By definition, $A \cap (A \cup B) = A$.

11 - Complements of U and $\emptyset$

a)$U^\complement = \emptyset$

Let $A$ be an arbitrary set and $A \subset U$.
So, $\forall x \in A, x \in U$.
Suppose $x \in U^\complement$.
Then, $x \not \in U$. Absurd.
Then, $\not \exists x \mid x \in U^\complement$.

By the the definition of an empty set and the uniqueness of the empty set, $U^\complement = \emptyset$.

b)$\emptyset^\complement = U$

Suppose an arbitrary $x \in \emptyset^\complement$.
Then $x \not \in \emptyset$.
Then $x \in U$.
$\forall x \in \emptyset^\complement$, $x \in U$.

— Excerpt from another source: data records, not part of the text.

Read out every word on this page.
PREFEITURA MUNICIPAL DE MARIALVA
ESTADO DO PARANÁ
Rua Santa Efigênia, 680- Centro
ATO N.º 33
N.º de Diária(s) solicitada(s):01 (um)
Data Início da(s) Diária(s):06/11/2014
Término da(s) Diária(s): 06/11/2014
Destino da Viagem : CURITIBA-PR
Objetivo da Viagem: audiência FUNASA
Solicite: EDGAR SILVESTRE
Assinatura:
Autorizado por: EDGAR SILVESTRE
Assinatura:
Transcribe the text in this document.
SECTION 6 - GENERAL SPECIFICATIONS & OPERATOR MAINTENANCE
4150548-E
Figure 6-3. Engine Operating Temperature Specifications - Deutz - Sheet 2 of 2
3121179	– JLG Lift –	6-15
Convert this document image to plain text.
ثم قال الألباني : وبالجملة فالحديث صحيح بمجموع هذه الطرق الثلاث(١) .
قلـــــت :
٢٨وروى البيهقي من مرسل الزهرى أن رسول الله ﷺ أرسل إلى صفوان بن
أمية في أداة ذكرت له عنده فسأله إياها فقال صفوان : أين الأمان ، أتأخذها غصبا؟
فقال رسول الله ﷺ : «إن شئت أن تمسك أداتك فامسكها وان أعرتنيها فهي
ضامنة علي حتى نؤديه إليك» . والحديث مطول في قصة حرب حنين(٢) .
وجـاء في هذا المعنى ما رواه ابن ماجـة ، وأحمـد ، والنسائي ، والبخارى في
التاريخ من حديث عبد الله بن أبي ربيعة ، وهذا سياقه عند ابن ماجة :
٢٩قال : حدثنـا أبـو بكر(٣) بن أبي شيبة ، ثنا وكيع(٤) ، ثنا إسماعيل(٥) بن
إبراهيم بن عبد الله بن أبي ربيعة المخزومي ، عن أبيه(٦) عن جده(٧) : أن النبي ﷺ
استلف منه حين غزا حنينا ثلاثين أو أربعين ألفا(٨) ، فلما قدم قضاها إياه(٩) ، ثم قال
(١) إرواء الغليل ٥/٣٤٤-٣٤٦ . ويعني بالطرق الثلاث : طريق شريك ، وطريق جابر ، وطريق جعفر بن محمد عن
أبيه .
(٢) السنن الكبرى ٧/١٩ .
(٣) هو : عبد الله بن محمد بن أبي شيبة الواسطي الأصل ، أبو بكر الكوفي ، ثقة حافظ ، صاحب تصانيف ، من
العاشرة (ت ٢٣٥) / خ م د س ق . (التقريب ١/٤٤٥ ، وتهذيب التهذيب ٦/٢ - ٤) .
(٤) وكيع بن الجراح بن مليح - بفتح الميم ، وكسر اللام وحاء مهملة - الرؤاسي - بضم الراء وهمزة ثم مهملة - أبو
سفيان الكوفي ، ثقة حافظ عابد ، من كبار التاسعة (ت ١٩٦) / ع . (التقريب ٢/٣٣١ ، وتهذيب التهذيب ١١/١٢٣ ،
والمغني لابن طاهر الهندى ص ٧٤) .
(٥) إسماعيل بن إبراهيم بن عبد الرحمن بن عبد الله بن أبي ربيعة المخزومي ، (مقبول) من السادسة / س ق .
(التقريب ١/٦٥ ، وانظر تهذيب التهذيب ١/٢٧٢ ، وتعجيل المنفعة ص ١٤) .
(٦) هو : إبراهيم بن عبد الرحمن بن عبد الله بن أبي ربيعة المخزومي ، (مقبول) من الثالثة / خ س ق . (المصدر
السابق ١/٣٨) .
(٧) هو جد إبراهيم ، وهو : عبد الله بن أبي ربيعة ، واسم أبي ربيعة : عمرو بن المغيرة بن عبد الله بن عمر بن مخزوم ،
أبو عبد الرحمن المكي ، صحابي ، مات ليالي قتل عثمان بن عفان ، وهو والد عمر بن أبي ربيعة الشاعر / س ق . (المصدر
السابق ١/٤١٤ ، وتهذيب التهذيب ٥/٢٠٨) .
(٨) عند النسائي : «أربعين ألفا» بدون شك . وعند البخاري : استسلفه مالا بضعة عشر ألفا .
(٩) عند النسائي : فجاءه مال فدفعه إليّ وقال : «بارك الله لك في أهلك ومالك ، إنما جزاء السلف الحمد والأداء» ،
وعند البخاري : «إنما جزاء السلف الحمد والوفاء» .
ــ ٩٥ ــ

Suppose an arbitrary $x \in U$.
Then $x \not \in \emptyset$.
Then $x \in \emptyset^\complement$.
$\forall x \in U$, then $x \in \emptyset^\complement$.

$\forall x \in \emptyset^\complement$, $x \in U$.
$\forall x \in U$, then $x \in \emptyset^\complement$.
By definition, $\emptyset^\complement = U$.

12 - Set Difference Law

a)$A - B = A \cap B^\complement$

Let $A, B$ be arbitrary sets.
Suppose $x \in A - B$.
Then $x \in A \land x \not \in B$.
$x \in A$.
By definition, if $x \not \in B$, then $x \in B^\complement$.
Then, $x \in A \land x \in B^\complement$, then $x \in A \cap B^\complement$.
$\forall A, B$, if $x \in A - B$, then $x \in A \cap B^\complement$.

Let $A, B$ be arbitrary sets.
Suppose $x \in A \cap B^\complement$.
Then, $x \in A \land x \in B^\complement$.
If $x \in B^\complement$, then $x \not \in B$.
$x \in A$.
$If x \in A \land x \not \in B$, by definition, $x \in A - B$.
$\forall A, B$, if $x \in A \cap B^\complement$, $x \in A - B$.

$\forall A, B$, if $x \in A - B$, then $x \in A \cap B^\complement$.
$\forall A, B$, if $x \in A \cap B^\complement$, $x \in A - B$.
By definition, $A - B = A \cap B^\complement$.